Bucketfull of Brains
- Cover of BoB #81 (Summer/Autumn 2013)
- Editor: Nick West Terry Hermon
- Categories: Music
- Founder: Nigel Cross
- Founded: 1979
- Country: United Kingdom
- Based in: London
- Language: English
- Website: www.bucketfullofbrains.com

= Bucketfull of Brains =

London-based music magazine

Bucketfull of Brains (also known as BoB) was a London-based music magazine, founded in 1979 and published until 2015 . An associated record label was launched in 2010.

==History==
Bucketfull of Brains was founded by Nigel Cross in 1979, and was published in the UK continuously, on an irregular schedule, until 2015. Nigel Cross edited the first ten issues. Jon Storey took over in 1984 and edited the magazine from BoB#11 to BoB#45. In 1996, the magazine passed to an editorial board comprising Nick West, Joss Hutton, Joe Presedo and Terry Hermon. Joss Hutton and Joe Presedo both resigned in 1999, leaving an editorial team of West and Hermon from BoB#55 until the magazine's closure with BoB#83 in 2015.

Editorial interest, over the years, has included "an affection for songs with guitars and thus bands like the Barracudas, the Flamin' Groovies, the Dream Syndicate, the Long Ryders and the Green Pajamas hold a special place in its affections."

Bucketfull of Brains has been acknowledged by Trouser Press as a source of "essential discographical and background information." According to American music writer John M. Borack, the magazine has earned a reputation as a "quality, focused publication" in both Great Britain and the United States by "championing worthy artists big and small".

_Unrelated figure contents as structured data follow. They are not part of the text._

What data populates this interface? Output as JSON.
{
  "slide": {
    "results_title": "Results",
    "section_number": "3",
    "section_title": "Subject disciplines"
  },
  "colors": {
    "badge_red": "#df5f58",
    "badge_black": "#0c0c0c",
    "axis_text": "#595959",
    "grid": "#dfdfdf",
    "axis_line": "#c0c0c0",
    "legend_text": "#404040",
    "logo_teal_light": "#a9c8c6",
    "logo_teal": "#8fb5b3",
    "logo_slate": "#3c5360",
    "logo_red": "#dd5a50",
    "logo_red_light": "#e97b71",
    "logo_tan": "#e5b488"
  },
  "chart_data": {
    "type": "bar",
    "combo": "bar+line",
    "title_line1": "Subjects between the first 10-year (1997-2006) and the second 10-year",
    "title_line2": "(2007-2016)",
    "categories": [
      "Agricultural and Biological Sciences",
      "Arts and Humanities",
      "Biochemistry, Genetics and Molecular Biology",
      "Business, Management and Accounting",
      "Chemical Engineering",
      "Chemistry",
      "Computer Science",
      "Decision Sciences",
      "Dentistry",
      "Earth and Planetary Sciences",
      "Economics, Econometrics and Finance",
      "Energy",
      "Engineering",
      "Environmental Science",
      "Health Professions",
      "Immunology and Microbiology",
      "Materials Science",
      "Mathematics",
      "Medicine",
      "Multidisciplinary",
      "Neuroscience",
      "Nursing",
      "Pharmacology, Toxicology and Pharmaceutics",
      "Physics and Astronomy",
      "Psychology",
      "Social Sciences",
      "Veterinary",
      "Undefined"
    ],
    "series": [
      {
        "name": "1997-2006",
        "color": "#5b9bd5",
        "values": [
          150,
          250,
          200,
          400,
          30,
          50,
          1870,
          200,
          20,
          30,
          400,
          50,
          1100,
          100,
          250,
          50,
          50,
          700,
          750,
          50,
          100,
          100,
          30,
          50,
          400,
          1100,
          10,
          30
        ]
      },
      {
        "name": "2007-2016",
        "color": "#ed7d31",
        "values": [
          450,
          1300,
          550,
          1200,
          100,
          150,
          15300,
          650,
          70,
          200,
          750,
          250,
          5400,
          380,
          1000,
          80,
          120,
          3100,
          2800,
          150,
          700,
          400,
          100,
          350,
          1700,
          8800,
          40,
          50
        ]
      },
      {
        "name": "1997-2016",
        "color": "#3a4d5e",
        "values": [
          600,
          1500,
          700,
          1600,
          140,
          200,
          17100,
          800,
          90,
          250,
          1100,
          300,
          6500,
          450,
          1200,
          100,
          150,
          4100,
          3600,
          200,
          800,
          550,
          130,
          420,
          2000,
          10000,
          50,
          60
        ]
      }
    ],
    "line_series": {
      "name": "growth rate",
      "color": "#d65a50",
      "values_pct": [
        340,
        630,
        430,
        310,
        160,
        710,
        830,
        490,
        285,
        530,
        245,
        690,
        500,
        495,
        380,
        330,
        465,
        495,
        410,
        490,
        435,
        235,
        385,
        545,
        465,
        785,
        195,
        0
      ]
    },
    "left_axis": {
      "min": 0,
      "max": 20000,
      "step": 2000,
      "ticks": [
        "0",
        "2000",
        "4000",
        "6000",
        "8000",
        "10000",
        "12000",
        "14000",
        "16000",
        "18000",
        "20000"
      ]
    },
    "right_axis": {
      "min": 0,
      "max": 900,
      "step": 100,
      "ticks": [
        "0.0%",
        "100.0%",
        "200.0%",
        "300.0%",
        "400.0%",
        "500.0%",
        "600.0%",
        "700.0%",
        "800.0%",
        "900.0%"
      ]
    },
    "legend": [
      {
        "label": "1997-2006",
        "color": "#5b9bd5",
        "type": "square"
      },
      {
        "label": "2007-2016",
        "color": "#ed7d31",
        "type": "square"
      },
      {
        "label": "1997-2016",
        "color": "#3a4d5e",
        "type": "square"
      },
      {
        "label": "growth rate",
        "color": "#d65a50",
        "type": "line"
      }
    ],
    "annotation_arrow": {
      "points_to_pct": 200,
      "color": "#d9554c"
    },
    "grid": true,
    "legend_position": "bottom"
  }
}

In 1989, founder and editor Nigel Cross received an unusual honour from members of the band R.E.M. During R.E.M.'s 1989 tour for their album Green (1988), members of R.E.M. combined with Robyn Hitchcock and Peter Holsapple to form a band that they called Nigel and the Crosses, which played two concerts during periods between R.E.M.'s shows. Nigel and the Crosses debuted on 8 March 1989 with a show in Minneapolis, and in London on 28 May 1989, Nigel and the Crosses played a 90-minute show in Soho at the Borderline Club, which BoB reviewer Jon Storey called "enough fine music ... to satisfy anyone." Nigel and the Crosses also recorded a version of the song "Wild Mountain Thyme" for the 1989 album Time Between – A Tribute to The Byrds, and a live 7" single that was distributed with BoB #34.

In addition to publishing the magazine and associated blogs, in 2010 Bucketfull of Brains launched a record label, which is distributed by Proper Music Distribution. Its recording artists include Benjamin Folke Thomas, Trent Miller and John Murry.